If you’re on the draw, and want to beat an opponent with a good beatdown curve-out, you’re going to need lots of non-Dromoka’s Command removal. Self-Inflicted Wound is best, and Ultimate Price is quite poor. Bile Blight, Valorous Stance, Glare of Heresy, Abzan Charm, and Hero’s Downfall are also good. You can use Surge of Righteousness or Dark Betrayal, but don’t overdo it on those. Once you’ve stabilized, win via Elspeth, Sun’s Champion or Den Protector card advantage.

One final tip is to think carefully about Hangarback Walkers matching up against opposing Abzan Charms. In some situations, you’ll want to keep your Walker as a 2/2 to play around it. However, Abzan Charm is always going to be a great card in the matchup, so it’s not as though you’re making their card dead when you play around it. Use your best judgment—play safe, but don’t play scared.

Mono-Red

Hangarback Walker is going to be a troublesome card for you, but other than that, it’ll be the same as any other Abzan deck. I think it’s best to just fight through the Hangarbacks, since sideboarding narrow cards like Magma Spray or Scouring Sands can cause you to lose if they don’t draw it.

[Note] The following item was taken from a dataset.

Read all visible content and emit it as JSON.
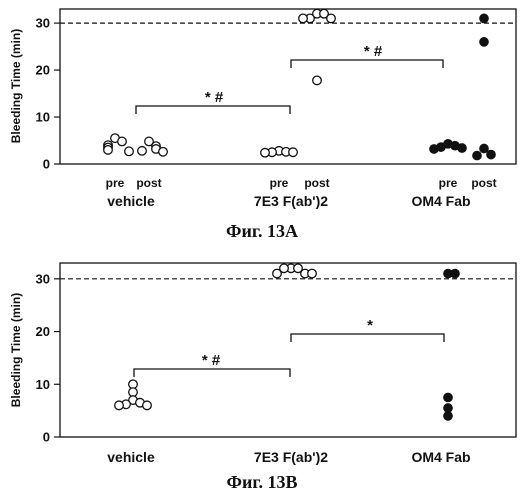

The good news is that you won’t normally have to worry about board sweepers. In fact, you should definitely not play around board sweepers! You should go for the throat and try to win quickly. If you play conservatively, Siege Rhinos and Sorin, Solemn Visitor are going to ruin your day. More good news is that Hangarback Abzan plays a lot of pain lands.

Sideboard some Roasts and Goblin Heelcutters, but stick to the plan of being fast and attacking their life total.

Jeskai

Jeskai is traditionally a small underdog against Abzan, and particularly struggles with the card Siege Rhino. However, attacking Hangarback Abzan in the air is going to be a good plan. Mantis Rider and Stormbreath Dragon will be your heavy lifters.

With all of the Dromoka’s Commands running around, it’s a bad time for Jeskai Ascendancy, Outpost Siege, Chained to the Rocks, or any other enchantments that decks in this vein would normally consider.

Bring a healthy number of Roasts and Valorous Stances, try to stick a threat like Jace, Vryn’s Prodigy or Mantis Rider, and pull ahead with a well-placed Dig Through Time.

Conclusion

All in all, Hangarback Abzan doesn’t bring many surprises. Everything that’s been good against Abzan for the past year is still going to be good. Hangarback is a bit of a speed bump against fast decks, and offers a bit more staying power against slow decks. However, it also makes Hangarback Abzan slower than older versions of Abzan Aggro.